11.05.2005

USA Today's Founder's Tough Words on Bush, Cheney, Rumsfeld, Libby, Et Al

I'm in total agreement here: we can talk all we want about a trial but Bush and Cheney can't afford to let Libby or his lawyers get anywhere NEAR a courtroom. So what does this mean?

From Al Neuharth:

We'll never know whether I. Lewis “Scooter” Libby is guilty of lying to a grand jury as charged.

Despite Libby's not guilty plea at Thursday's preliminary hearing, President Bush and Vice President Cheney can't afford to let him go to trial. So they'll offer him the moon to plea bargain for the best deal he can cut.
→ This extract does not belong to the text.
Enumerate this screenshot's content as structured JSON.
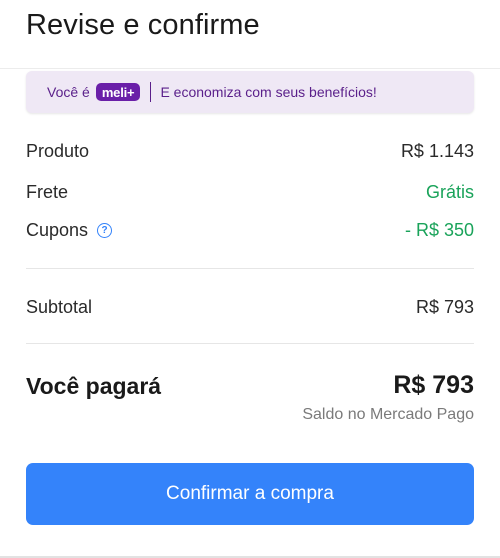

Testimony in a trial likely would show that Bush, Cheney and Secretary of Defense Donald Rumsfeld were hell bent to invade Iraq, reasons be damned. When their phony cover that Saddam Hussein had weapons of mass destruction was blown, they hunkered down against anyone who told the truth about their trickery.

Joseph Wilson, a former ambassador, did that. So, possibly coached by his boss Cheney, Libby told reporters that Wilson's wife, Valerie Plame, worked for the CIA. “Outing” a covert CIA operative is against the law. She had once served in that role and was still a CIA employee.
Those leaks and the administration's persistent deceptions put Bush and his crowd in company with these other recent presidents:

•Republican President Richard Nixon.
•Democrat President Bill Clinton.

Nixon lost his job for trying to cover up a break-in at Watergate by his cronies. Clinton lost his reputation when he lied about uncovering himself for Monica Lewinsky. But both were minor-league Pinocchios whose lies hurt mostly themselves.

Bush, Cheney and company are major league make-believers who have brought immeasurable and irreparable harm to innumerable others with their Iraq misadventure. Cost: Tens of thousands of lives and hundreds of billions of dollars.

Every day they continue their deceptive game, la Libby, adds to their shame.
Who'd a thought USA Today would become the conscience of the nation? But in the last few years, Al's provided it. I'm surprised. Pleasantly.